All the hype online and in social media about “detox diets” and “cleanses” is just that—hype.
Eating only certain foods and drinking weird “cleanse” concoctions do not, according to the National Institutes of Health (NIH), eliminate toxins from the body. Your liver does that, drawing on iron and calcium in your diet to draw toxins out and excrete it when you use the bathroom.
And detox diets don’t work for weight loss, either. A 2017 review of these diets found that while they can lead to initial weight loss due to calorie restriction, they often lead to weight gain in the long run.
That doesn’t mean there aren’t toxic chemicals in your home—there are, though usually they’re in small enough amounts that your body can fend them off.
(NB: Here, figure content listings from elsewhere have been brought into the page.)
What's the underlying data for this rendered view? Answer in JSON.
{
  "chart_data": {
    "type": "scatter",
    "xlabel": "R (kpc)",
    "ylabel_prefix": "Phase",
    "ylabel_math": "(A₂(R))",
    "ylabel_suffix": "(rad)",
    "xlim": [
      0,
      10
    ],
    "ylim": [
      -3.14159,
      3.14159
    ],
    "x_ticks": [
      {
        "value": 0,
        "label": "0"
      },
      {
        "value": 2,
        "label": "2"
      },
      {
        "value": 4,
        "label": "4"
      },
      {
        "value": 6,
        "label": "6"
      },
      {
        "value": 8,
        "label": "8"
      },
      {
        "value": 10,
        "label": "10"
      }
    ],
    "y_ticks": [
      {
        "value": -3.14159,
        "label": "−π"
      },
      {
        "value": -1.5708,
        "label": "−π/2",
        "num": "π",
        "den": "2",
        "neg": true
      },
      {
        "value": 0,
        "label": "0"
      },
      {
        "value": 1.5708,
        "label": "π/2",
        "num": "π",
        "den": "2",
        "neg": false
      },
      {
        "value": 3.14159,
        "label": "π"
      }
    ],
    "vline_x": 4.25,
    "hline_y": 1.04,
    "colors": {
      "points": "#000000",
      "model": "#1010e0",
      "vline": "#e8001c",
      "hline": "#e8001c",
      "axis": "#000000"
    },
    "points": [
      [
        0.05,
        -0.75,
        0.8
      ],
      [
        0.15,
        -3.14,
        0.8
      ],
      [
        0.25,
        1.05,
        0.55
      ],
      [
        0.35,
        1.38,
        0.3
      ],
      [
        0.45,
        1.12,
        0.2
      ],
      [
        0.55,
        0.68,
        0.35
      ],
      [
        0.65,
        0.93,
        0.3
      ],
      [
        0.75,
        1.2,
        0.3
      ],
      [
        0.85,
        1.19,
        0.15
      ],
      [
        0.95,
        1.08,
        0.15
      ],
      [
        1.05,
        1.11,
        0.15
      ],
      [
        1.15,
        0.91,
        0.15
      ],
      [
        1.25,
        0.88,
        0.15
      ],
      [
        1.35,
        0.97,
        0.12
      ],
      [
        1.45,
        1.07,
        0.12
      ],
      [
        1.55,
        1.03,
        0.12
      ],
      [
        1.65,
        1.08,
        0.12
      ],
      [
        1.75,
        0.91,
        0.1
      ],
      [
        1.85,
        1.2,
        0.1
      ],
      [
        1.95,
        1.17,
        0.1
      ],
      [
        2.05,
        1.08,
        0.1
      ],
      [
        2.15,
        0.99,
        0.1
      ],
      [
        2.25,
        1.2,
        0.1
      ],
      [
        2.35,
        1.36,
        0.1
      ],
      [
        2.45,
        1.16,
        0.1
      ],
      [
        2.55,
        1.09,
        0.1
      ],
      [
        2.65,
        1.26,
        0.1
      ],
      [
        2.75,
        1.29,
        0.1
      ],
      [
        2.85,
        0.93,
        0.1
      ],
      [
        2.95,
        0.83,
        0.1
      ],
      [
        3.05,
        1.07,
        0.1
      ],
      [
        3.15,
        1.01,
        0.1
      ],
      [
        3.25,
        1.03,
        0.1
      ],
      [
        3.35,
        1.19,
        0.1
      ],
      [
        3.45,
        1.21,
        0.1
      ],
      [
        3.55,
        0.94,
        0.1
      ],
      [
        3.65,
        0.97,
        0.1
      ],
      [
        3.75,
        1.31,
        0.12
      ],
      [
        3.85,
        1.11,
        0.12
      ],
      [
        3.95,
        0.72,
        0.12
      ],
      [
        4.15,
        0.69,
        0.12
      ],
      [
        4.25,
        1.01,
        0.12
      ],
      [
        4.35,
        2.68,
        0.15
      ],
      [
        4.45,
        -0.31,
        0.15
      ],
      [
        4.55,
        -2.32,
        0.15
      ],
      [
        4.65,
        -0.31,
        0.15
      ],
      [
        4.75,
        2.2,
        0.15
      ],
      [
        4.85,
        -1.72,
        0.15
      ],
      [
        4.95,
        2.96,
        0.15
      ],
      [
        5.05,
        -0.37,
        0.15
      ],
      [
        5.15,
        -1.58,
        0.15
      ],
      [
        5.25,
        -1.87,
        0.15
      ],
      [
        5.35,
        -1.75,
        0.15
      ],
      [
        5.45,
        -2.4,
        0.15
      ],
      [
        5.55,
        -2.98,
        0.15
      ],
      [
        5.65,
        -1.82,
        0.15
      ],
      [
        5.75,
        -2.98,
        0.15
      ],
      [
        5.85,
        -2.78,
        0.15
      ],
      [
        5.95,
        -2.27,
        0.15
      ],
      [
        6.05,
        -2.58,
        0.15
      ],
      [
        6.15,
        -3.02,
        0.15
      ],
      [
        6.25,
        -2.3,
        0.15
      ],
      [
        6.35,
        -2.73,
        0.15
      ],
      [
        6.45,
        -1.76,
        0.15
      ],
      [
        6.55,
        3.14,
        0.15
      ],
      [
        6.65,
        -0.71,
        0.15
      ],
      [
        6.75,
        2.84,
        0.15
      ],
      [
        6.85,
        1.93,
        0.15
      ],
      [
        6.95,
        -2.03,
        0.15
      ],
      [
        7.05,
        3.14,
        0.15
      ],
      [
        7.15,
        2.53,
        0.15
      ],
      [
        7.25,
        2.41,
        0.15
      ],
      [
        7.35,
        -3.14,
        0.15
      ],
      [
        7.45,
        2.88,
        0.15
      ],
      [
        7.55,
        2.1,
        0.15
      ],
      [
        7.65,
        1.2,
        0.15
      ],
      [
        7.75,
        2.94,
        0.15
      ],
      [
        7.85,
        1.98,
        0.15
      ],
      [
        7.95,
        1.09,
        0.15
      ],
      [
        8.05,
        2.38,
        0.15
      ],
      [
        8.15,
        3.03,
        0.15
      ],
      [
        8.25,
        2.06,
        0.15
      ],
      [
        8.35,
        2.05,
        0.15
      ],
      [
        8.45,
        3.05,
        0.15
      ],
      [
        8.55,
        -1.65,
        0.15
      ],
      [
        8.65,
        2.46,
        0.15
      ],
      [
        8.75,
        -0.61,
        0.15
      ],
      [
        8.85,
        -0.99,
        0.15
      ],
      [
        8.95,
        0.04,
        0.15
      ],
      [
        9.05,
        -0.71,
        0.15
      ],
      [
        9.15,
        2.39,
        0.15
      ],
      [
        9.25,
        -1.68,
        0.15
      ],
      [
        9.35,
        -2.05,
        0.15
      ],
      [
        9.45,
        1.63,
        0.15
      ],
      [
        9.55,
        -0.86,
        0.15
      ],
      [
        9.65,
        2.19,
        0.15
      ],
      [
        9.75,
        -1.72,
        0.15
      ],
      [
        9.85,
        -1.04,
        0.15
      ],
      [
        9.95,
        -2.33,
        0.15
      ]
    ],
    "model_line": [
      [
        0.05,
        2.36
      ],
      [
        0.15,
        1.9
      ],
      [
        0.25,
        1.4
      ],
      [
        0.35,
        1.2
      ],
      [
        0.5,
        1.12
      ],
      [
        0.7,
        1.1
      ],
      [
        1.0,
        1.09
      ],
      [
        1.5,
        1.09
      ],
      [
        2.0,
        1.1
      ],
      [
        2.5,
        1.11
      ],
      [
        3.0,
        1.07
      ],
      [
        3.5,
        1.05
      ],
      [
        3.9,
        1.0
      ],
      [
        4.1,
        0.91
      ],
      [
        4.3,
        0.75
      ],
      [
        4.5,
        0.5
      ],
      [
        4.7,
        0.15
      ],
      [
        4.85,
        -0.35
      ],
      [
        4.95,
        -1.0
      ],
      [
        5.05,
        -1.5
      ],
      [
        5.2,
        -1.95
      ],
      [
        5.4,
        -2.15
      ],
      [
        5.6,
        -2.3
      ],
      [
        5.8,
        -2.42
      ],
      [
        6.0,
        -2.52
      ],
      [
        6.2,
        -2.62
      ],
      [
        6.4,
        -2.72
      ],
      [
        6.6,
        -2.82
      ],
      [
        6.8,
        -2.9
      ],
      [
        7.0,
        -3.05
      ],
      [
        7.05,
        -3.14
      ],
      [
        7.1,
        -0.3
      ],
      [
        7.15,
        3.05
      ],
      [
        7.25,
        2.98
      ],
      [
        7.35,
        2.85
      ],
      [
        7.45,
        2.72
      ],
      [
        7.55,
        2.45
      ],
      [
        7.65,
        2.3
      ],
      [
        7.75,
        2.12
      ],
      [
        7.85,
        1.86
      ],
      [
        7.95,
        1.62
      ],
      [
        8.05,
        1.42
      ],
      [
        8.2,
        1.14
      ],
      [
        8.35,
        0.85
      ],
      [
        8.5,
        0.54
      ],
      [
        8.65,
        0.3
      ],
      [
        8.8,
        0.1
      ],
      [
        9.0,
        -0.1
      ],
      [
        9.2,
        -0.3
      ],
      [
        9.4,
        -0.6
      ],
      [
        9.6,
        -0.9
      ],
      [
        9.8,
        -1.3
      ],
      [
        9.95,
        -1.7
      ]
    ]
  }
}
But if you’re worried about potentially disease- and obesity-causing chemicals, consider replacing or throwing out these six toxins at home to reduce your exposure.
1. Throw it Out: Products with “Fragrances”
Certain types of chemicals in the air and in products you buy can mimic or block the hormones your body makes. Called “endocrine disruptors,” these chemicals can cause fertility problems and lead to certain cancers.
One type of endocrine disruptor that’s very common in plastic production are a chemical called phthalates. According to the NIH, the effects of these chemicals on humans are still not fully known, but they cause reproductive health and developmental problems in animals. Phthalates are often found in products with fragrances, but the labels don’t always say “phthalates.” Instead, they may be listed with three- or four-letter abbreviations like DEP or DBP.
If you want to avoid excess exposure to these endocrine disruptors, and worry you can’t figure out which ones have them in their fragrances, you can opt for fragrance-free products. You can also look for the U.S. Environmental Protection Agency’s “Safer Choice” label, or use the EPA website to see a list of products that have this label.
2. Throw it Out: Old Nonstick Cookware
Another type of chemical called perfluorocarbons, or PFCs, are also endocrine disruptors. According to the NIH, exposure to these chemicals may be tied to low birth weight, obesity and certain cancers.
Certain PFCs are being phased out, including those that were previously used to make Teflon and other nonstick cookware. If you have an old, dinged nonstick pan, it could contain PFCs. To reduce your exposure to these chemicals, throw it out!
3. Throw it Out: Air Fresheners
Volatile organic compounds, or VOCs, are a type of chemical used in the production of lots of different products, including adhesives, insect repellants and plastics. When absorbed through the skin or inhaled, these compounds can cause short-term effects like nausea, fatigue, vomiting and nosebleeds. But they can also cause longer-term effects like liver and kidney damage.
You can’t avoid VOCs completely, since they’re in lots of manufactured goods. But according to Harvard T.H. Chan School of Public Health, air fresheners are among the top emitters of these chemicals, including certain VOCs that have been linked to certain cancers. Even “green” and “natural” versions of air fresheners have these chemicals. If you can avoid using them, throw them out.
4. Replace It: Your Old Vacuum
Your vacuum isn’t creating toxins, but it may not be picking them up. A study from 2016 found that regular household dust has as many as 45 toxic chemicals in it, coming from cleaning products, inside cushions and from vinyl flooring. Phthalates, the same endocrine disruptor found in fragrances, was one of the most common.
To reduce the toxic chemicals in household dust, you can replace your worn-out vacuum with one that’s equipped with a high-efficiency particular air (HEPA) filter. These filters can trap the toxic dust.
5. Throw it Out: Leftover Rice
When rice is left out to cool at room temperature, it can cause food poisoning—and reheating it won’t help. Spores of a bacteria called Bacillus cereus can sometimes be found in rice, and they aren’t killed by reaching a cooking temperature.
If rice is left out on the stove or counter to cool, these spores can grow into bacteria that produces toxins that can make you sick. When you reheat the rice, the toxins remain—meaning you can still get sick, suffering from symptoms like nausea, diarrhea and vomiting.
To avoid this, the UK’s National Health Service (NHS) recommends putting rice in the refrigerator within an hour of cooking it, and eating it within a day.
6. Throw it Out: Chemical Weed Killer
A chemical found in the most popular chemical weed killers called glyphosate has been linked to several cancers by the World Health Organization. And the Centers for Disease Control and Prevention reported that 80 percent of people have detectable levels of this chemical in their systems, thanks to the widespread use of these chemical weed killers.
Throw it out! One of the most common at-home alternatives is a mix of vinegar dishwashing liquid. Mix the two together in a spray bottle, and spray it on the offending weeds.
Or grab some gloves and pull them yourself! Gardening and yard work are great ways to increase non-exercise activity thermogenesis, or NEAT. It’s a fancy term for “moving your body when you’re not working out,” and scientists have found that having more NEAT is associated with a healthier body weight. So dump the spray bottle and move towards your weight loss goals … by moving!